Q-dot antibody conjugations

Quantum Dot - antibody conjugates have wide in-vitro applications. Western blotting, protein array screening for variable purposes, immunohistochemistry and immunocytochemistry are common examples. If the antibody is provided or ordered by the customer, conjugation service is available. The Quantum Dots that are conjugated routinely in our facility are excited with UV/blue light (472 nm) and emit red light (625 nm).

For special purposes, Quantum Dots that emit in other wavelengths are also available for conjugation as specified by the customer. Conjugation takes 24 hours and is shipped to the customer the same day. Western blotting / Dot blot is available as a separate service upon request.

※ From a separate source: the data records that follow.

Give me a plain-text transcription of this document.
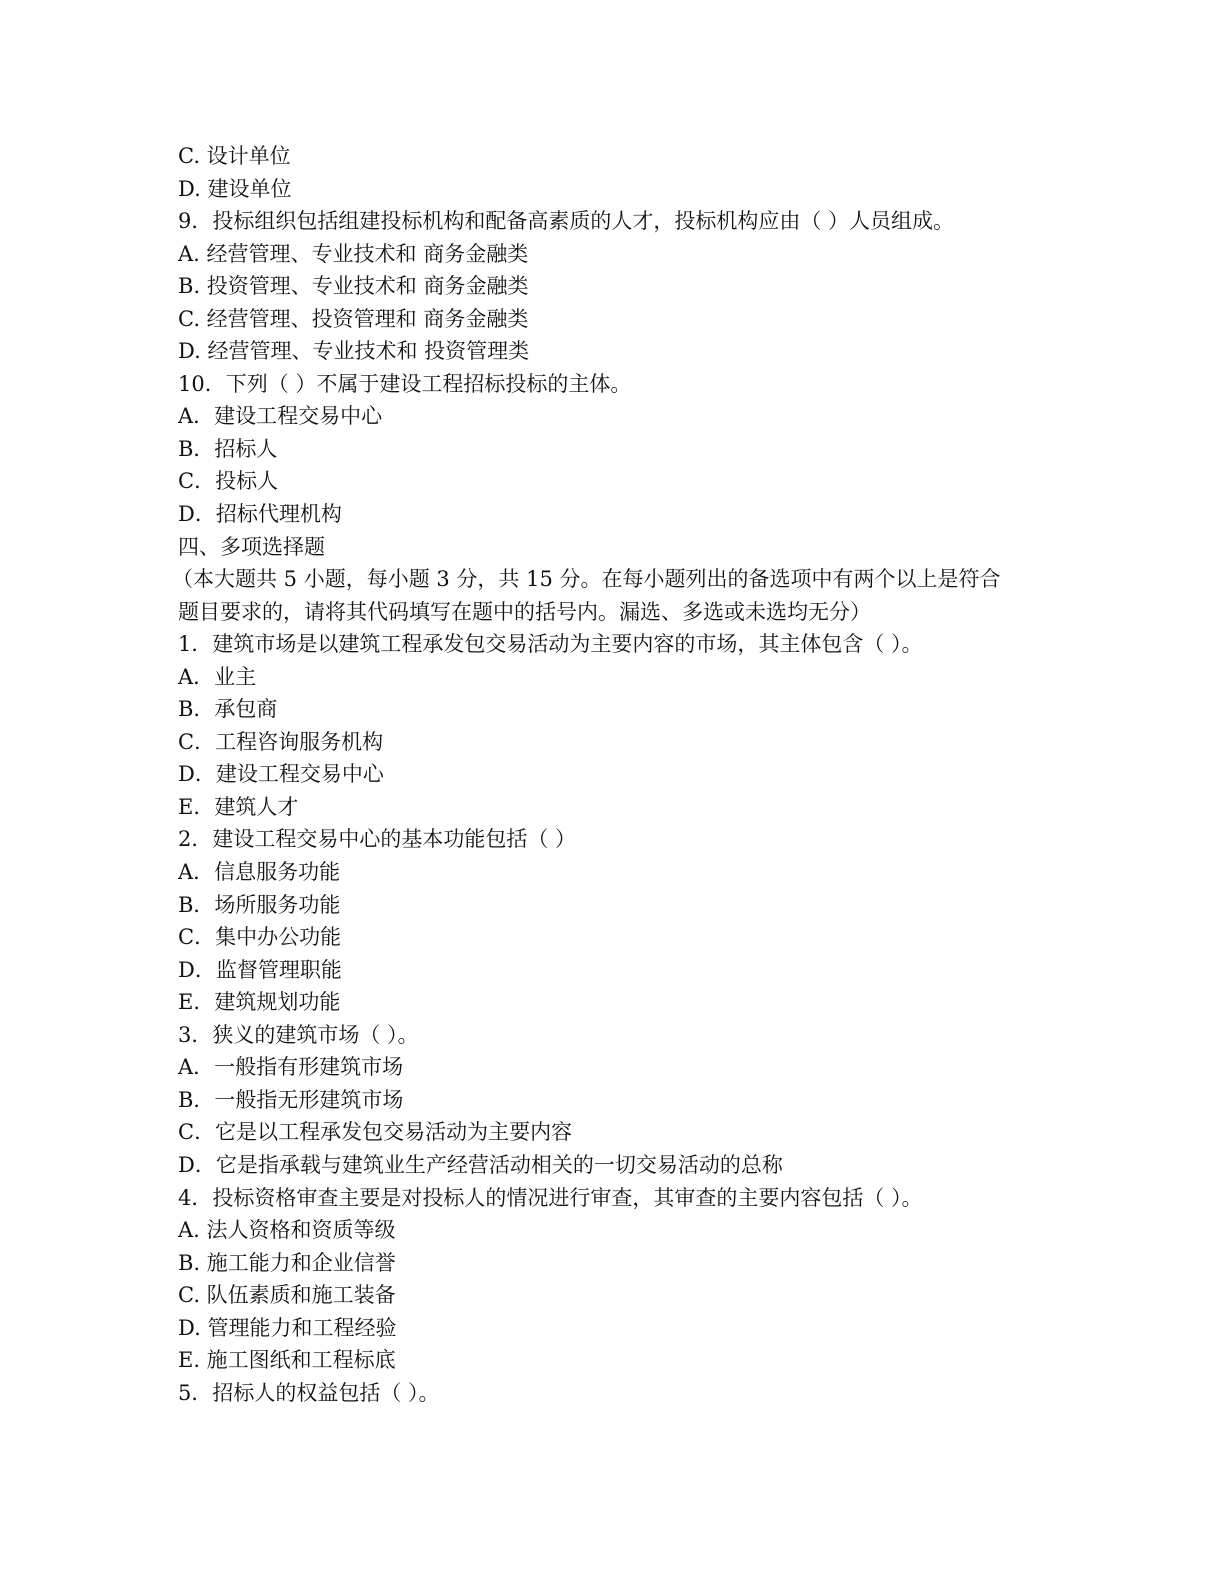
C. 设计单位

D. 建设单位

9．投标组织包括组建投标机构和配备高素质的人才，投标机构应由（ ）人员组成。

A. 经营管理、专业技术和 商务金融类

B. 投资管理、专业技术和 商务金融类

C. 经营管理、投资管理和 商务金融类

D. 经营管理、专业技术和 投资管理类

10．下列（ ）不属于建设工程招标投标的主体。

A．建设工程交易中心

B．招标人

C．投标人

D．招标代理机构

四、多项选择题

（本大题共 5 小题，每小题 3 分，共 15 分。在每小题列出的备选项中有两个以上是符合

题目要求的，请将其代码填写在题中的括号内。漏选、多选或未选均无分）

1．建筑市场是以建筑工程承发包交易活动为主要内容的市场，其主体包含（ ）。

A．业主

B．承包商

C．工程咨询服务机构

D．建设工程交易中心

E．建筑人才

2．建设工程交易中心的基本功能包括（ ）

A．信息服务功能

B．场所服务功能

C．集中办公功能

D．监督管理职能

E．建筑规划功能

3．狭义的建筑市场（ ）。

A．一般指有形建筑市场

B．一般指无形建筑市场

C．它是以工程承发包交易活动为主要内容

D．它是指承载与建筑业生产经营活动相关的一切交易活动的总称

4．投标资格审查主要是对投标人的情况进行审查，其审查的主要内容包括（ ）。

A. 法人资格和资质等级

B. 施工能力和企业信誉

C. 队伍素质和施工装备

D. 管理能力和工程经验

E. 施工图纸和工程标底

5．招标人的权益包括（ ）。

We provide both direct and indirect ELISA services. We have experience with protocol optimization and statistical analysis of the results. We are capable of both performing ELISA using commercial kits and developing and optimizing custom assays. We provide a technical analysis result report together with the results of the service.

With this service, standard curve generation, antibody titration, cytokine/chemokine or the concentration measurement of a desired protein, Monte Carlo analysis for cut-off determination and implementation of variable statistical methods for sensitivity and specificity calculations is included.